Bidkar Anil P, Peter Robin, Wadhwa Anju, Bobba Kondapa Naidu, Bidlingmaier Scott, Meher Niranjan, Chou Jonathan, Greenland Nancy, Dasari Chandrashekhar, Naik Shubhankar, Raveendran Athira, Basak Megha, Camara Serrano Juan Antonio, Steri Veronica, Kogan Scott, Oskowitz Adam, He Jiang, Wilson David M, Aggarwal Rahul, Sriram Renuka, VanBrocklin Henry F, Seo Youngho, Liu Bin, Flavell Robert R
Department of Radiology and Biomedical Imaging, University of California, San Francisco, San Francisco, California.
Department of Nuclear Engineering, University of California, Berkeley, California.
Clin Cancer Res. 2025 Jul 15;31(14):2963-2977. doi: 10.1158/1078-0432.CCR-24-2850.
Metastatic castration-resistant prostate cancer has limited treatment options and a poor prognosis. Recently, prostate-specific membrane antigen (PSMA)-targeted alpha-particle therapy agents using actinium-225 (225Ac) have shown promising results in prostate cancer treatment, but a significant fraction of patients with advanced mCRPC demonstrate loss of PSMA expression. We have previously reported that PSMA-null and PSMA-positive tumors can be detected and treated effectively with CD46-targeted radiopharmaceuticals. This study evaluates the CD46-targeting PET imaging agent [89Zr]DFO-YS5, and the radioimmunotherapy agent [225Ac]Macropa-PEG4-YS5, in disseminated prostate cancer tumors.
Microtumor lesions, primarily observed in the liver, kidneys, and lungs, were successfully detected with [89Zr]DFO-YS5 PET imaging. We used disseminated 22Rv1 tumors for biodistribution studies, dosimetry assessments, and therapeutic efficacy evaluations of [225Ac]Macropa-PEG4-YS5.
Quantitative digital alpha-particle autoradiography revealed high radiation dose deposition from [225Ac]Macropa-PEG4-YS5 in microtumors compared with surrounding liver tissues, although in larger lesions (>1 mm diameter), the dose distribution was heterogeneous. Early treatment of smaller disseminated tumors with a uniform radiation dose was more effective in ablating tumors and promoting survival.
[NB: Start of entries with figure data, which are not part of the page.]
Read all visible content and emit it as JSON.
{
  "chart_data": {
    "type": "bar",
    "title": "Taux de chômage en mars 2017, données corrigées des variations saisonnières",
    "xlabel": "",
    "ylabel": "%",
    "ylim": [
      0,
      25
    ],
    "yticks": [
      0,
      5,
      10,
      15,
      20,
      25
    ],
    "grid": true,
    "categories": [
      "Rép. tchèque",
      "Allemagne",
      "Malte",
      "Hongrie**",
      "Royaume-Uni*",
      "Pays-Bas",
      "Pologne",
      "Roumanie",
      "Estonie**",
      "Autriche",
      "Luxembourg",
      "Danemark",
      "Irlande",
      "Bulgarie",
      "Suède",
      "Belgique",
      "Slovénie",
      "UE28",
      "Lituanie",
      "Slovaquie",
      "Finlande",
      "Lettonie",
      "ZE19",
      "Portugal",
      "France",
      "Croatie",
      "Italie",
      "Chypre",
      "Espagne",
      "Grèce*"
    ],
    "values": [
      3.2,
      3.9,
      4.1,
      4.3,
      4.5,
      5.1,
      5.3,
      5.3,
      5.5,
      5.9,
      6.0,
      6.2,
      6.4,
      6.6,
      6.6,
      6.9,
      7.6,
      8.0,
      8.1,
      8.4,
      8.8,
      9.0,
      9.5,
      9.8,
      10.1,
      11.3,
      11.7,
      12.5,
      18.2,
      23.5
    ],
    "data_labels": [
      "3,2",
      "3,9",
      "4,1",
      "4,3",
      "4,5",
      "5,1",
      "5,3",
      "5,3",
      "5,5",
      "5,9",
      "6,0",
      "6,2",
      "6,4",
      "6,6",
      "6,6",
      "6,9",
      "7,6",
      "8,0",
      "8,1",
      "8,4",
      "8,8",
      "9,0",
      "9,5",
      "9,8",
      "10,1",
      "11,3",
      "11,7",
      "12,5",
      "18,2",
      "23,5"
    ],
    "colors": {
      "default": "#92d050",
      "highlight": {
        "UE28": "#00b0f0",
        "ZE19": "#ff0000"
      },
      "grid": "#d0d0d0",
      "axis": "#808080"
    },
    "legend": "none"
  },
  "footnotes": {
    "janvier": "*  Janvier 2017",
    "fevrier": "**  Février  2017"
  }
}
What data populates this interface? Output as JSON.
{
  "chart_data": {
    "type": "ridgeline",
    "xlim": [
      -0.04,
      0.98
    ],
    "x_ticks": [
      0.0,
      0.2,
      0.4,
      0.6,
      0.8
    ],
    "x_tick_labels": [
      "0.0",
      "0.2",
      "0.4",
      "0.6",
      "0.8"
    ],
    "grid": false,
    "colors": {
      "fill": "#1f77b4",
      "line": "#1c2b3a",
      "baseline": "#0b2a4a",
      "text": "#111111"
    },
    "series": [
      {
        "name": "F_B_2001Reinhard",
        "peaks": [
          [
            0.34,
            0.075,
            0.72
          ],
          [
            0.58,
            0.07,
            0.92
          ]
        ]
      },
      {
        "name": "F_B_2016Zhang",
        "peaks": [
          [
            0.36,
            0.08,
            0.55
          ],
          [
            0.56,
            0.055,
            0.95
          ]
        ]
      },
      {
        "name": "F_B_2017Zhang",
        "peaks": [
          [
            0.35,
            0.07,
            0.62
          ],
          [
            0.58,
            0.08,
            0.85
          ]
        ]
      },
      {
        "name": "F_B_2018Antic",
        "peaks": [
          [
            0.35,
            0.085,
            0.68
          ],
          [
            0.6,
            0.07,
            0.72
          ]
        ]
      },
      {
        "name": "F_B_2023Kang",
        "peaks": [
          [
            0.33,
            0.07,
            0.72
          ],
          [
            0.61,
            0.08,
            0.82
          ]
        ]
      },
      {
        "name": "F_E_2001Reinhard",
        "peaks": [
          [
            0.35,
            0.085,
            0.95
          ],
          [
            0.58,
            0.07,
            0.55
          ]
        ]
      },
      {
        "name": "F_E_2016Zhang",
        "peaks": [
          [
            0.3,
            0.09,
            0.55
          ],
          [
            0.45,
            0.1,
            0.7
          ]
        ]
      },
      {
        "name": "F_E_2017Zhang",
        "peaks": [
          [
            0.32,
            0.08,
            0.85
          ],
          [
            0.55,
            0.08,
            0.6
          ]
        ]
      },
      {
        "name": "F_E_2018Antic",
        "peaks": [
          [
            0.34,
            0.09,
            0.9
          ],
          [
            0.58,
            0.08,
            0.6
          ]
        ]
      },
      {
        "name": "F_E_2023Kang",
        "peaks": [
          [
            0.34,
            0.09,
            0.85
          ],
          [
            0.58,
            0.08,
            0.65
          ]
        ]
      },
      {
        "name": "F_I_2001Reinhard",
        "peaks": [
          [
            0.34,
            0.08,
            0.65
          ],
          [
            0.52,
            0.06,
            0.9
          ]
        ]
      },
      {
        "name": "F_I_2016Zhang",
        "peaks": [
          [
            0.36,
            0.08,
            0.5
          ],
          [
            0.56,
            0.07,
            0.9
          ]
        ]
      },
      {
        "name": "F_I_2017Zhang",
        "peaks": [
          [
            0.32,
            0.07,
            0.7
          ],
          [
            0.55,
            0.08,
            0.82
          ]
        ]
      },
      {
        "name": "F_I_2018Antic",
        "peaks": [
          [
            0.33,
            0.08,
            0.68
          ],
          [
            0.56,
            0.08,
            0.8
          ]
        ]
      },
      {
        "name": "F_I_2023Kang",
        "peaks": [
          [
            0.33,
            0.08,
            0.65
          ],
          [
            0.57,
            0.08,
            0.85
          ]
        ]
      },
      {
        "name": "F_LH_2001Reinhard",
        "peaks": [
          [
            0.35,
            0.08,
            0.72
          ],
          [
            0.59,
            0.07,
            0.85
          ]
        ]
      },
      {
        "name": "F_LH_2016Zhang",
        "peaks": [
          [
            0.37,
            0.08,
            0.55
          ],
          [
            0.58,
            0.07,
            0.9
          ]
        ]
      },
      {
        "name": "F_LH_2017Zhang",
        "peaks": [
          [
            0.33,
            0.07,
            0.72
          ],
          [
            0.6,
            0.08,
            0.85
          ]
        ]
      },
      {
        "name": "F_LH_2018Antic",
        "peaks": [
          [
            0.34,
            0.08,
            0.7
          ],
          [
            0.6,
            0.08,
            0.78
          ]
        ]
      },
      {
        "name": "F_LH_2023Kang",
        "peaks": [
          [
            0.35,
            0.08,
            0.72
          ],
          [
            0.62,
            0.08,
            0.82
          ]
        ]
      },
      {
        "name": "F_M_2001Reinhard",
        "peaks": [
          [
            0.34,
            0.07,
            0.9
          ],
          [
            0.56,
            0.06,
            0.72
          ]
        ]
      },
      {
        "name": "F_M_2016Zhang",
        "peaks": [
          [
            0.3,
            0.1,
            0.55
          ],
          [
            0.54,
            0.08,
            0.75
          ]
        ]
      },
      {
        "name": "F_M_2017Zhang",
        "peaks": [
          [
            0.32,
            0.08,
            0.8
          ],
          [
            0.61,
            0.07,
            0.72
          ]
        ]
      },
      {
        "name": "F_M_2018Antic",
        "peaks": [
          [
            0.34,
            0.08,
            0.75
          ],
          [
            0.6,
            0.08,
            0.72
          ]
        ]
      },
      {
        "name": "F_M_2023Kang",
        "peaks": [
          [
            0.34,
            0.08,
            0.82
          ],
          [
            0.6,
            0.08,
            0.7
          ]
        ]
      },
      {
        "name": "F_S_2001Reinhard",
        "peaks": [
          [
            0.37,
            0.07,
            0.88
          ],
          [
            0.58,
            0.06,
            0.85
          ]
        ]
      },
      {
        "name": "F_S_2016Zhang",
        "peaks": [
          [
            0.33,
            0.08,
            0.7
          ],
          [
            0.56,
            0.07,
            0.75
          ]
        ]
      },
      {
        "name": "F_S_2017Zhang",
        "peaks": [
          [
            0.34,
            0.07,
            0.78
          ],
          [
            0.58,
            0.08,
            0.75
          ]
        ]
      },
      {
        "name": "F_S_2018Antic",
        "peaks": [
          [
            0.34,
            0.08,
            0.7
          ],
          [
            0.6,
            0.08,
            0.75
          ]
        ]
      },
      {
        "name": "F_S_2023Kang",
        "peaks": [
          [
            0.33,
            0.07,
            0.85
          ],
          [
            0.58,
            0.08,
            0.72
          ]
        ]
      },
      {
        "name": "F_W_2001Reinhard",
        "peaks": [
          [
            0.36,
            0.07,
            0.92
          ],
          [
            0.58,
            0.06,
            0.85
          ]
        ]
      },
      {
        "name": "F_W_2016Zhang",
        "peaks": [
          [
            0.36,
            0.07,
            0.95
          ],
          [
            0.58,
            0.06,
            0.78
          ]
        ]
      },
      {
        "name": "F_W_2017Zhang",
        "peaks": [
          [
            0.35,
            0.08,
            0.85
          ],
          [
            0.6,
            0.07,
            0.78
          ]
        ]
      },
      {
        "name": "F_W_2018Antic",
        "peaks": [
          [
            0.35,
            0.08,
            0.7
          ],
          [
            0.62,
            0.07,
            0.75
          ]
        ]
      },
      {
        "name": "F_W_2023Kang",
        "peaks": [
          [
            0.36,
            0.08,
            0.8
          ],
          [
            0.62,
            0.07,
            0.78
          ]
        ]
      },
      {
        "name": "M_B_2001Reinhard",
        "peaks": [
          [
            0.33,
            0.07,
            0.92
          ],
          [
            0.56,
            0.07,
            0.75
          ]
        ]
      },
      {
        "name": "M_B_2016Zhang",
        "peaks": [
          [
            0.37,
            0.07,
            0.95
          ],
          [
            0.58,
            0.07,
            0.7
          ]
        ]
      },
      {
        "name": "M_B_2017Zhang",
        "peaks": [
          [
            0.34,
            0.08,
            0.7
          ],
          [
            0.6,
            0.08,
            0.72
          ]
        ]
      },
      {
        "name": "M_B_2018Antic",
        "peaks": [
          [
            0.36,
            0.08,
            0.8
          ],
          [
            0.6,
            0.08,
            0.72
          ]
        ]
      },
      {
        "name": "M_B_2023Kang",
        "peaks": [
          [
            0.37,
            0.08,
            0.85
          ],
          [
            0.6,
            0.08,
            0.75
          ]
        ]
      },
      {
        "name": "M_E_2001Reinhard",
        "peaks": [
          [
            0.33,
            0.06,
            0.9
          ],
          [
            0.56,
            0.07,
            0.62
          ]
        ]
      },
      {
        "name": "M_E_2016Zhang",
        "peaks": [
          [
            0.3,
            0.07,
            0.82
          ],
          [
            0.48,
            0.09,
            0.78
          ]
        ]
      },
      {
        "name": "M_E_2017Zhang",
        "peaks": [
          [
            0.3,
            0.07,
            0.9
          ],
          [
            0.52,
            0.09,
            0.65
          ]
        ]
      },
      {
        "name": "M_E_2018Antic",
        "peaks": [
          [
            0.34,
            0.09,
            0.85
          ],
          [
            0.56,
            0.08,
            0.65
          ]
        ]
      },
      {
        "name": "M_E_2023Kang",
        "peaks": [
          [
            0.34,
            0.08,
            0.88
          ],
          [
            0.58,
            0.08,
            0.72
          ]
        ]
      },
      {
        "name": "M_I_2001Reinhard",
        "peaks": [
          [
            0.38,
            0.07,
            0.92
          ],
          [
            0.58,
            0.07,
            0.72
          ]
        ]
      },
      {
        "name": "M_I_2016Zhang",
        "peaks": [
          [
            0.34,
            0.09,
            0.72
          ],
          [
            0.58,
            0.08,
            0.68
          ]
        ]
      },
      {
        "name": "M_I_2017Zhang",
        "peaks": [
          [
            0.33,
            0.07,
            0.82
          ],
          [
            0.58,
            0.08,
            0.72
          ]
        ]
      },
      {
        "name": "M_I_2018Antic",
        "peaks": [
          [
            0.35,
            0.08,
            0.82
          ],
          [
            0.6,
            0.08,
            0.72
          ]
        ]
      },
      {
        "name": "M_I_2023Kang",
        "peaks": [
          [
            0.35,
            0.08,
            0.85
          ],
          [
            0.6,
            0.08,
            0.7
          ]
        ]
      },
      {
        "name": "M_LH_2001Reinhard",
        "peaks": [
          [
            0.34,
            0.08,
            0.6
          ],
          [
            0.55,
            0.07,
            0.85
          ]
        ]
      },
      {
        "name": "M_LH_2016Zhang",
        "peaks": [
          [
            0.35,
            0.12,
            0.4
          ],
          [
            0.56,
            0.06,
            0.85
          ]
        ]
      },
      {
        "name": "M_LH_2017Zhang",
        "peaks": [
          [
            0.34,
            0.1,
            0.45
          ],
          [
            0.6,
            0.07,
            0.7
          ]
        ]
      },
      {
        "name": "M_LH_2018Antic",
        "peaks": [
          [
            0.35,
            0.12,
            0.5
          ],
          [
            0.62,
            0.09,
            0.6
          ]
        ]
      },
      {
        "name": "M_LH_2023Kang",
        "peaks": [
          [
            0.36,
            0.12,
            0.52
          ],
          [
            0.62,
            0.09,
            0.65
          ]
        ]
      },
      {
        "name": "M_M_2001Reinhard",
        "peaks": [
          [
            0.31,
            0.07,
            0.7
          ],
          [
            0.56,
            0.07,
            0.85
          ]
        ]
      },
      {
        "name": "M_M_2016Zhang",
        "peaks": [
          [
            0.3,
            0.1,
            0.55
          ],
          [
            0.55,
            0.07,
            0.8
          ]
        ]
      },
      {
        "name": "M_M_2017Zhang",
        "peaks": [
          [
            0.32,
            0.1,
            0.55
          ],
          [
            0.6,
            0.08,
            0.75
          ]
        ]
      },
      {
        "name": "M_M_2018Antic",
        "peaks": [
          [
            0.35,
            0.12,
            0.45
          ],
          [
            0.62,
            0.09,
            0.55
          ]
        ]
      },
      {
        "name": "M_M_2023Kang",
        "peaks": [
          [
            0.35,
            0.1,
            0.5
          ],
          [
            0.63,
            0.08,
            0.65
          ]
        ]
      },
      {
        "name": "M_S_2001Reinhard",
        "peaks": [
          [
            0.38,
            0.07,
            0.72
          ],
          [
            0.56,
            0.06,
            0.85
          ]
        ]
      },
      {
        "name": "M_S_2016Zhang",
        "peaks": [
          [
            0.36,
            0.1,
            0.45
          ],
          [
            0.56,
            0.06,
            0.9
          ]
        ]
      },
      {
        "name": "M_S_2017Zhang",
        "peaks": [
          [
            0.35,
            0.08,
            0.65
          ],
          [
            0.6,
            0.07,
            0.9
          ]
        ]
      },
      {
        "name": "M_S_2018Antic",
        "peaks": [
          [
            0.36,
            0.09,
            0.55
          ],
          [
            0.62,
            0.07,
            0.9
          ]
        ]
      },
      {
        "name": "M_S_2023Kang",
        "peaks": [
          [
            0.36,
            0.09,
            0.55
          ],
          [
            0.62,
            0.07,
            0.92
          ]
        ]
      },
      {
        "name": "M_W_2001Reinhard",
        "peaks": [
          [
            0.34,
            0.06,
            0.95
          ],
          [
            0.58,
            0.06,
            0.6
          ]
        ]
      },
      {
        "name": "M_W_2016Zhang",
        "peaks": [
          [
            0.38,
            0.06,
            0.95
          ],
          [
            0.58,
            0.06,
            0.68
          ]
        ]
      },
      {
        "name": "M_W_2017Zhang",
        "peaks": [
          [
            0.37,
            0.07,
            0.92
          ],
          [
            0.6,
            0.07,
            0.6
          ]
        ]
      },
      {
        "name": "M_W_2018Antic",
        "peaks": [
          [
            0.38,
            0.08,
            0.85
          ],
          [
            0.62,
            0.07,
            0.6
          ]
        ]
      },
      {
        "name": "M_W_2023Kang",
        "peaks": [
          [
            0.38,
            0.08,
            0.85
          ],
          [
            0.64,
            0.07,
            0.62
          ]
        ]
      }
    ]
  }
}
In late-stage lesions of large size, heterogeneous dose deposition limited therapeutic efficacy, requiring higher administered activity to achieve a complete response.
Our findings highlight that [225Ac]Macropa-PEG4-YS5 holds the potential for clinical translation for metastatic prostate cancer and reinforces the value of microdosimetry in understanding the efficacy of and resistance to targeted alpha therapy. See related commentary by Patel et al., p. 2847.
转移性去势抵抗性前列腺癌的治疗选择有限,预后较差。最近,使用锕 - 225(225Ac)的前列腺特异性膜抗原(PSMA)靶向α粒子治疗药物在前列腺癌治疗中显示出有前景的结果,但相当一部分晚期转移性去势抵抗性前列腺癌(mCRPC)患者表现出PSMA表达缺失。我们之前报道过,PSMA阴性和PSMA阳性肿瘤可以用靶向CD46的放射性药物有效检测和治疗。本研究评估了靶向CD46的正电子发射断层显像(PET)显像剂[89Zr]DFO - YS5以及放射免疫治疗药物[225Ac]Macropa - PEG4 - YS5在播散性前列腺癌肿瘤中的作用。
主要在肝脏、肾脏和肺中观察到的微肿瘤病灶通过[89Zr]DFO - YS5 PET显像成功检测到。我们使用播散性22Rv1肿瘤进行生物分布研究、剂量测定评估以及[225Ac]Macropa - PEG4 - YS5的治疗效果评估。
定量数字α粒子放射自显影显示,与周围肝组织相比,[225Ac]Macropa - PEG4 - YS5在微肿瘤中的辐射剂量沉积较高,尽管在较大病灶(直径>1 mm)中,剂量分布不均匀。用均匀辐射剂量对较小的播散性肿瘤进行早期治疗在消融肿瘤和提高生存率方面更有效。在大尺寸的晚期病灶中,不均匀的剂量沉积限制了治疗效果,需要更高的给药活度才能实现完全缓解。
我们的研究结果表明,[225Ac]Macropa - PEG4 - YS5具有用于转移性前列腺癌临床转化的潜力,并强化了微剂量测定在理解靶向α治疗的疗效和耐药性方面的价值。见Patel等人的相关评论,第2847页。